Ça arrive plus souvent qu'on ne le pense, et ce n'est presque jamais grave. Mon dossier à l'INPI est revenu une première fois avec un motif tout bête : la facture jointe comme justificatif de domicile n'était pas à mon nom, et j'avais oublié l'attestation d'hébergement qui va avec. J'avais aussi rempli la partie activité avant d'avoir vérifié mon code, ce qui m'a obligée à tout reprendre dans le mauvais sens. Une lettre manuscrite et une copie de carte d'identité ont suffi à corriger le tir. Un dossier refusé ne veut pas dire que le projet est mauvais — ça veut juste dire qu'une pièce jointe ne colle pas au bon endroit, et ça se corrige en un après-midi si on sait où regarder.

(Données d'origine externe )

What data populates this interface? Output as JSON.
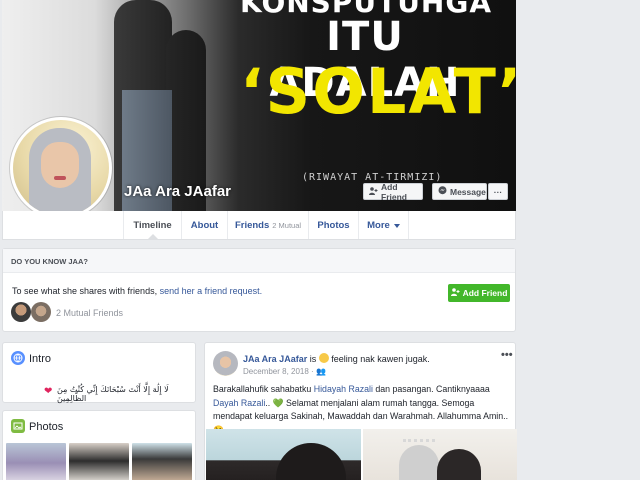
{
  "cover": {
    "line1": "KONSPUTUHGA",
    "line2": "ITU ADALAH",
    "line3": "‘SOLAT’",
    "source": "(RIWAYAT AT-TIRMIZI)"
  },
  "profile": {
    "name": "JAa Ara JAafar",
    "add_friend": "Add Friend",
    "message": "Message",
    "more": "···"
  },
  "tabs": [
    {
      "label": "Timeline"
    },
    {
      "label": "About"
    },
    {
      "label": "Friends",
      "sub": "2 Mutual"
    },
    {
      "label": "Photos"
    },
    {
      "label": "More"
    }
  ],
  "know": {
    "heading": "DO YOU KNOW JAA?",
    "text": "To see what she shares with friends, ",
    "link": "send her a friend request.",
    "button": "Add Friend",
    "mutual": "2 Mutual Friends"
  },
  "intro": {
    "title": "Intro",
    "text": "لَا إِلَٰهَ إِلَّا أَنْتَ سُبْحَانَكَ إِنِّي كُنْتُ مِنَ الظَّالِمِينَ"
  },
  "photos": {
    "title": "Photos"
  },
  "post": {
    "author": "JAa Ara JAafar",
    "is": " is ",
    "feeling": " feeling nak kawen jugak.",
    "date": "December 8, 2018 · ",
    "menu": "•••",
    "body_1": "Barakallahufik sahabatku ",
    "link_1": "Hidayah Razali",
    "body_2": " dan pasangan. Cantiknyaaaa ",
    "link_2": "Dayah Razali",
    "body_3": ".. 💚 Selamat menjalani alam rumah tangga. Semoga mendapat keluarga Sakinah, Mawaddah dan Warahmah. Allahumma Amin.. 😘"
  },
  "colors": {
    "link": "#365899",
    "green_button": "#42b72a",
    "cover_yellow": "#f2e600"
  }
}
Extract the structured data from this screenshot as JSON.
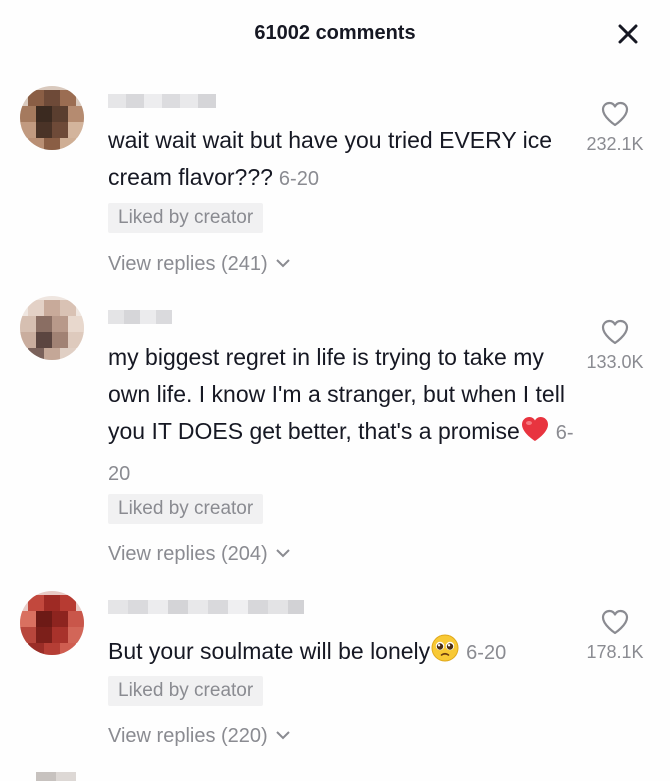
{
  "header": {
    "title": "61002 comments"
  },
  "comments": [
    {
      "text": "wait wait wait but have you tried EVERY ice cream flavor???",
      "date": "6-20",
      "badge": "Liked by creator",
      "replies": "View replies (241)",
      "likes": "232.1K",
      "avatar_colors": [
        "#6e4a38",
        "#8a5e45",
        "#3b2a20",
        "#a57a5e"
      ]
    },
    {
      "text": "my biggest regret in life is trying to take my own life. I know I'm a stranger, but when I tell you IT DOES get better, that's a promise",
      "emoji": "red-heart-emoji",
      "date": "6-20",
      "badge": "Liked by creator",
      "replies": "View replies (204)",
      "likes": "133.0K",
      "avatar_colors": [
        "#8a6e63",
        "#c8aa9a",
        "#5b4540",
        "#e3d1c6"
      ]
    },
    {
      "text": "But your soulmate will be lonely",
      "emoji": "pleading-face-emoji",
      "date": "6-20",
      "badge": "Liked by creator",
      "replies": "View replies (220)",
      "likes": "178.1K",
      "avatar_colors": [
        "#9e2a24",
        "#c2483d",
        "#6d1a16",
        "#d97060"
      ]
    }
  ],
  "colors": {
    "text": "#161823",
    "muted": "#8a8b91",
    "badge_bg": "#f1f1f2",
    "heart_red": "#e8343f"
  }
}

Les frais qui arrivent sans prévenir

Il y a aussi les frais de création eux-mêmes, ceux qu'on oublie de lister au tout début parce qu'ils sont épars : un timbre fiscal ici, une adhésion là, parfois un abonnement qu'on prend sans réfléchir et qu'on regrette ensuite. Rien de vertigineux pris isolément, mais additionnés sur les deux premiers mois, ça pèse plus qu'on ne l'avait prévu sur un budget de salarié. Mieux vaut les lister à l'avance, même en gros, que les découvrir un par un.

Carnet de notes manuscrites listant les frais de création d'entreprise après une reconversion professionnelle

Je ne suis pas experte-comptable, ni avocate, et je ne prétends pas l'être. Pour tout ce qui engage vraiment — statut, fiscalité, cotisations — les guides officiels de l'URSSAF ou du Guichet Unique restent la référence, pas mes notes.

La suite, une fois les papiers réglés

Une fois l'administratif calé, la vraie question devient : qui va payer pour ce que vous savez faire ? Ça, aucun formulaire ne le règle à votre place. Si vous démarrez sans réseau professionnel construit, sortant tout juste d'un poste salarié où vous ne voyiez jamais personne d'autre que vos collègues, ce n'est pas une fatalité — j'ai écrit sur la façon dont on peut trouver ses premiers clients locaux à Angers sans avoir de réseau pro, et ça part surtout de ce qu'on a déjà sous la main plutôt que d'un carnet d'adresses qu'on n'a pas.

Reste la question du début, celle sur le temps qu'il faut vraiment. La vérité, c'est qu'il n'y a pas de délai fixe — il y a une suite de petites décisions, prises une par une, et la seule chose qui accélère vraiment les choses, c'est de régler chaque question dans le bon ordre plutôt que de tout affronter en même temps. Le badge d'usine ne me manque pas. Le reste, la paperasse, les dossiers refusés, les formulaires mal remplis, ça s'apprend en le faisant, pas en le lisant d'avance — même si ça aide d'avoir quelqu'un qui a déjà trébuché avant vous.